There are a few other problems that high heels can be a factor of. Studies reveal that about 30% of people in various Western countries have found themselves with bunions. Bunions are an abnormality of the big toe. It usually develops due to the pressure that comes from the big toe and second toe constantly being pushed together. The reason why high heels are often the ones to blame, is because the design of the shoe oftentimes squeezes the first and second toes together. The thing about a bunion is that it cannot be ignored. An untreated bunion, over time, may result in a person needing surgery.
Another physical condition that can be aggravated by high heel wearing is a phrase known as “hammer toe”. This is when very thick (and deep) calluses form on different pressure points of the feet and toes over time. Not only are these painful, but they can also be unsightly and even damaging to your shoes. As a matter of fact, the bumps that you sometimes see through people’s pumps? Yeah, that’s probably thanks to hammer toe.
There is another foot problem term that can be attributed to walking inches above the ground. It’s known as “pump bump”, which is the result of straps of high heeled sandals that can irritate the back of the heel. Without the heels getting any relief (a break from the straps), this can bring about a condition known as Haglund’s deformity, which is a bony enlargement that grows on the heel.
Final Thoughts on High Heels
So when the question is asked, “Are high heels bad for your feet?” there are definitely examples here to indicate that they bring about certain risk factors. Perhaps the better question is, “Should I wear high heels all of the time?” and honestly, the answer from many medical professionals would be a resounding “no”.
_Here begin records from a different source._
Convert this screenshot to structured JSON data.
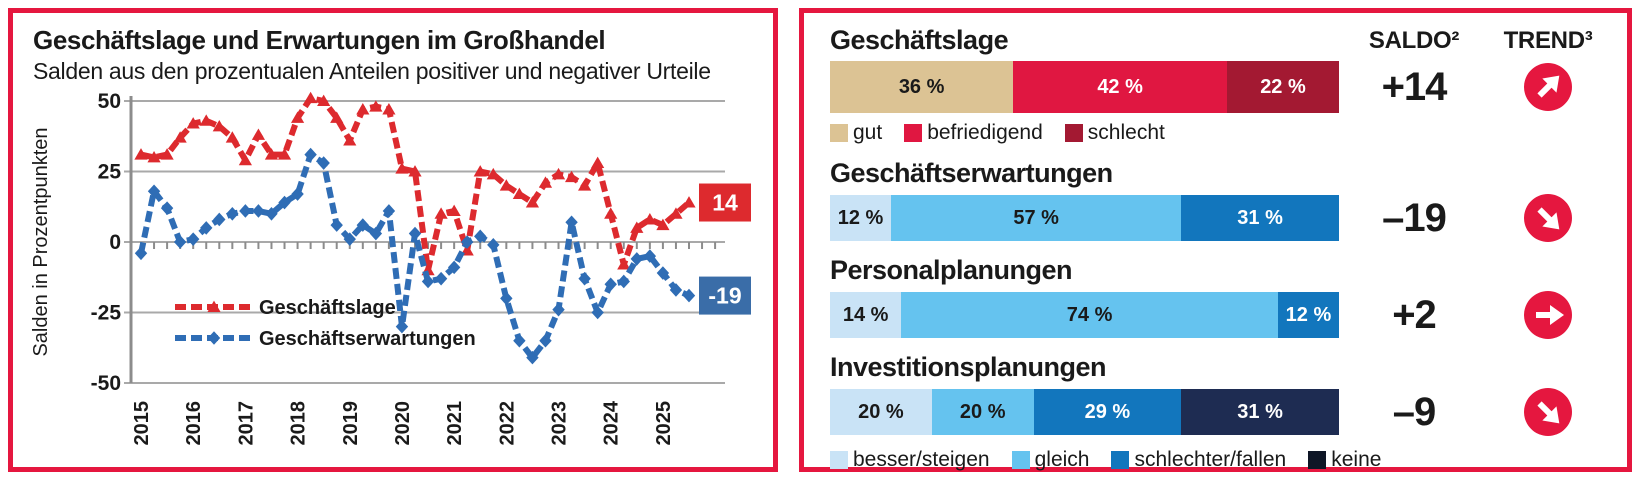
{
  "colors": {
    "panel_border": "#e5173f",
    "trend_circle": "#e5173f",
    "grid": "#a9a9a9",
    "axis": "#8c8c8c"
  },
  "chart_data": {
    "type": "line",
    "title": "Geschäftslage und Erwartungen im Großhandel",
    "subtitle": "Salden aus den prozentualen Anteilen positiver und negativer Urteile",
    "ylabel": "Salden in Prozentpunkten",
    "ylim": [
      -50,
      50
    ],
    "yticks": [
      50,
      25,
      0,
      -25,
      -50
    ],
    "x_years": [
      2015,
      2016,
      2017,
      2018,
      2019,
      2020,
      2021,
      2022,
      2023,
      2024,
      2025
    ],
    "x_frequency": "quarterly",
    "grid": true,
    "legend_position": "inside-bottom-left",
    "series": [
      {
        "name": "Geschäftslage",
        "color": "#dd2a2e",
        "marker": "triangle",
        "end_label": "14",
        "end_label_bg": "#dd2a2e",
        "values": [
          31,
          30,
          31,
          37,
          42,
          43,
          41,
          37,
          29,
          38,
          31,
          31,
          44,
          51,
          50,
          44,
          36,
          47,
          48,
          47,
          26,
          25,
          -10,
          10,
          11,
          -3,
          25,
          24,
          20,
          17,
          14,
          21,
          24,
          23,
          20,
          28,
          10,
          -8,
          5,
          8,
          6,
          10,
          14
        ]
      },
      {
        "name": "Geschäftserwartungen",
        "color": "#2f6db5",
        "marker": "diamond",
        "end_label": "-19",
        "end_label_bg": "#3a6da8",
        "values": [
          -4,
          18,
          12,
          0,
          1,
          5,
          8,
          10,
          11,
          11,
          10,
          14,
          17,
          31,
          28,
          6,
          1,
          6,
          3,
          11,
          -30,
          3,
          -14,
          -13,
          -9,
          0,
          2,
          -1,
          -20,
          -35,
          -41,
          -35,
          -24,
          7,
          -13,
          -25,
          -15,
          -14,
          -6,
          -5,
          -11,
          -17,
          -19
        ]
      }
    ]
  },
  "right_panel": {
    "saldo_header": "SALDO²",
    "trend_header": "TREND³",
    "rows": [
      {
        "heading": "Geschäftslage",
        "saldo": "+14",
        "trend": "up-right",
        "segments": [
          {
            "label": "36 %",
            "pct": 36,
            "color": "#dcc394",
            "text": "#1a1a1a"
          },
          {
            "label": "42 %",
            "pct": 42,
            "color": "#e01741",
            "text": "#ffffff"
          },
          {
            "label": "22 %",
            "pct": 22,
            "color": "#a31932",
            "text": "#ffffff"
          }
        ],
        "legend": [
          {
            "label": "gut",
            "color": "#dcc394"
          },
          {
            "label": "befriedigend",
            "color": "#e01741"
          },
          {
            "label": "schlecht",
            "color": "#a31932"
          }
        ]
      },
      {
        "heading": "Geschäftserwartungen",
        "saldo": "–19",
        "trend": "down-right",
        "segments": [
          {
            "label": "12 %",
            "pct": 12,
            "color": "#c9e3f6",
            "text": "#1a1a1a"
          },
          {
            "label": "57 %",
            "pct": 57,
            "color": "#65c3ef",
            "text": "#1a1a1a"
          },
          {
            "label": "31 %",
            "pct": 31,
            "color": "#1276bd",
            "text": "#ffffff"
          }
        ]
      },
      {
        "heading": "Personalplanungen",
        "saldo": "+2",
        "trend": "right",
        "segments": [
          {
            "label": "14 %",
            "pct": 14,
            "color": "#c9e3f6",
            "text": "#1a1a1a"
          },
          {
            "label": "74 %",
            "pct": 74,
            "color": "#65c3ef",
            "text": "#1a1a1a"
          },
          {
            "label": "12 %",
            "pct": 12,
            "color": "#1276bd",
            "text": "#ffffff"
          }
        ]
      },
      {
        "heading": "Investitionsplanungen",
        "saldo": "–9",
        "trend": "down-right",
        "segments": [
          {
            "label": "20 %",
            "pct": 20,
            "color": "#c9e3f6",
            "text": "#1a1a1a"
          },
          {
            "label": "20 %",
            "pct": 20,
            "color": "#65c3ef",
            "text": "#1a1a1a"
          },
          {
            "label": "29 %",
            "pct": 29,
            "color": "#1276bd",
            "text": "#ffffff"
          },
          {
            "label": "31 %",
            "pct": 31,
            "color": "#1e2c52",
            "text": "#ffffff"
          }
        ]
      }
    ],
    "bottom_legend": [
      {
        "label": "besser/steigen",
        "color": "#c9e3f6"
      },
      {
        "label": "gleich",
        "color": "#65c3ef"
      },
      {
        "label": "schlechter/fallen",
        "color": "#1276bd"
      },
      {
        "label": "keine",
        "color": "#0e1626"
      }
    ]
  }
}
If heels are all that you own, the thought of going without them a few days a week may be hard to imagine, but the truth is that it’s better for your feet and there are wonderful fashion-forward alternatives. In the colder months, boots are always eye-catching and in the warmer seasons, a pair of wedge sandals or pattern-print flats are extremely attractive.
At least take all of this information into consideration. High heels are definitely nice to look at, but just think about how a well-balanced pair of shoes will make you feel!